Insisto: che oggi la povertà venga nascosta o ignorata ha un senso. Che i migranti vengano trattati come esseri meno che umani ha un senso. Che il mercato del lavoro sia stato compresso dall’alto con i prepensionamenti e dal basso con la precarietà ha un senso. Che le democrazie occidentali abbiano ridotto i loro cittadini a uomini e donne perennemente indebitati ha un senso. Che il welfare state venga demolito ha un senso. Il senso malthusiano, gerarchico e spietato della razionalità capitalistica neoliberale. Se continuiamo a guardare tutte queste cose come effetti di un insensato disordine, e a invocare genericamente giustizia, non riusciremo mai a contrastarle efficacemente: è come chiedere aiuto al tuo boia. Bisogna capire che tutto questo ha una direzione precisa, e prenderne un’altra. La questione del tabù del dissenso fa parte di questo quadro, ovvero della deformazione che la democrazia subisce in epoca neoliberale.

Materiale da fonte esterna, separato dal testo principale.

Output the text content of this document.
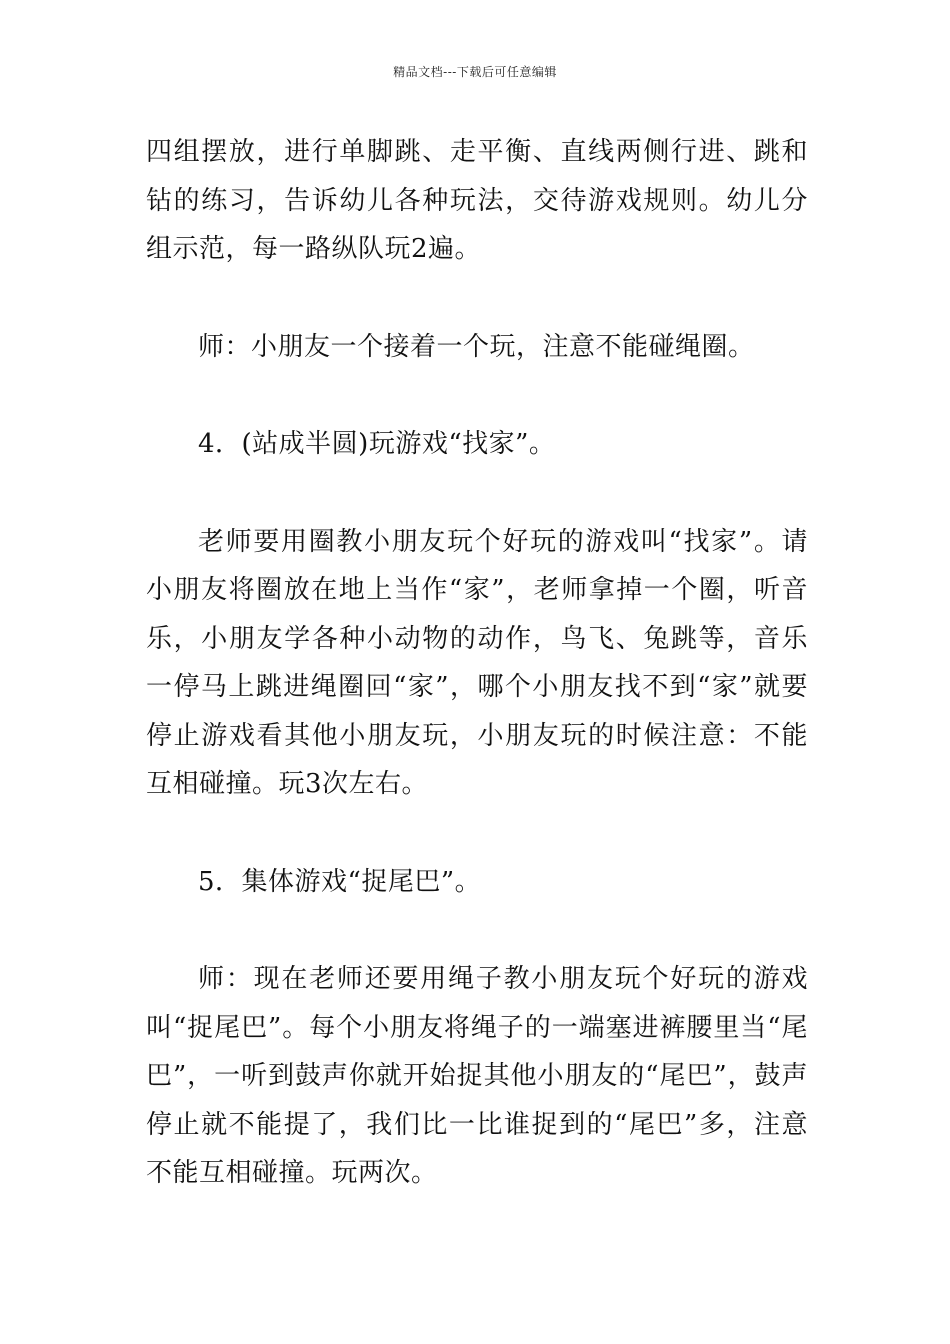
精品文档---下载后可任意编辑

四组摆放，进行单脚跳、走平衡、直线两侧行进、跳和钻的练习，告诉幼儿各种玩法，交待游戏规则。幼儿分组示范，每一路纵队玩2遍。

师：小朋友一个接着一个玩，注意不能碰绳圈。

4．(站成半圆)玩游戏“找家”。

老师要用圈教小朋友玩个好玩的游戏叫“找家”。请小朋友将圈放在地上当作“家”，老师拿掉一个圈，听音乐，小朋友学各种小动物的动作，鸟飞、兔跳等，音乐一停马上跳进绳圈回“家”，哪个小朋友找不到“家”就要停止游戏看其他小朋友玩，小朋友玩的时候注意：不能互相碰撞。玩3次左右。

5．集体游戏“捉尾巴”。

师：现在老师还要用绳子教小朋友玩个好玩的游戏叫“捉尾巴”。每个小朋友将绳子的一端塞进裤腰里当“尾巴”，一听到鼓声你就开始捉其他小朋友的“尾巴”，鼓声停止就不能提了，我们比一比谁捉到的“尾巴”多，注意不能互相碰撞。玩两次。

Tanto per cominciare, ‘dissenso’ è una parola nata per designare l’opposizione nei regimi totalitari: in democrazia, a rigore, non c’è dissenso, c’è disaccordo fra posizioni maggioritarie e minoritarie, ma ugualmente legittime. Che la minoranza oggi sia nominata e ‘asfaltata’, come si dice adesso, come ‘dissenso’ – un dissenso jettatorio, rompiscatole e inetto – la dice lunga, lunghissima, sulla vocazione totalitaria delle maggioranze ‘democratiche’, di partito e di governo, di oggi. Altro che dissenso: proprio ‘senso vietato’.

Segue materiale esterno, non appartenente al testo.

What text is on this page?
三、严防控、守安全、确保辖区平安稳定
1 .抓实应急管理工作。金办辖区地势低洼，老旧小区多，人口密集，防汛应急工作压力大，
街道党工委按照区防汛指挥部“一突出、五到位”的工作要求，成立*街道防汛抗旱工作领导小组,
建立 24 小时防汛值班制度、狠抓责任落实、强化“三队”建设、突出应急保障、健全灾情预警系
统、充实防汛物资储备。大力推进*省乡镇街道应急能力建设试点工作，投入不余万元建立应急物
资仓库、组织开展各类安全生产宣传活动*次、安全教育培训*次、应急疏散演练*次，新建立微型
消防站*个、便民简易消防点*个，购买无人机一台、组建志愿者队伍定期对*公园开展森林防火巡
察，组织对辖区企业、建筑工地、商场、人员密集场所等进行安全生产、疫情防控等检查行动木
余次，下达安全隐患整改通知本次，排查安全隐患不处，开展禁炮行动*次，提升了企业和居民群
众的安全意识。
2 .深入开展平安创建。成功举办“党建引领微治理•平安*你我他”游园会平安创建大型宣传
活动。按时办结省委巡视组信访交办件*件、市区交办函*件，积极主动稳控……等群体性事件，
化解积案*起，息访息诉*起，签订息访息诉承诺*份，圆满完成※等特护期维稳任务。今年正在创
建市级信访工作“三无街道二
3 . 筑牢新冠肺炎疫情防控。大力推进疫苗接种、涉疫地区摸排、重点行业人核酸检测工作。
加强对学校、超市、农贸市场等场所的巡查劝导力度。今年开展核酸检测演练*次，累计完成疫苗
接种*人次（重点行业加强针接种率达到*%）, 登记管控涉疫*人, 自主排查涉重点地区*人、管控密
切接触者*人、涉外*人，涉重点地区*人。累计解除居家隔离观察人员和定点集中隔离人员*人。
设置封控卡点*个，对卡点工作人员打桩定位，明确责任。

Parlare di cittadinanza non significa solo pensare allo status che riconosce la pienezza dei diritti civili e politici a una persona, ma anche considerare il suo ‘sentirsi’ in relazione a uno spazio, sia pubblico che privato: un sentirsi vivi. Quali pratiche si possono avviare affinché l’abitare un luogo possa esprimere un’appartenenza, intesa come libera e totale partecipazione, e non una diffidenza se non una vera paura? Cosa vuol dire sentirsi vivi? Soprattutto, quando il controllo biopolitico è così pervasivo?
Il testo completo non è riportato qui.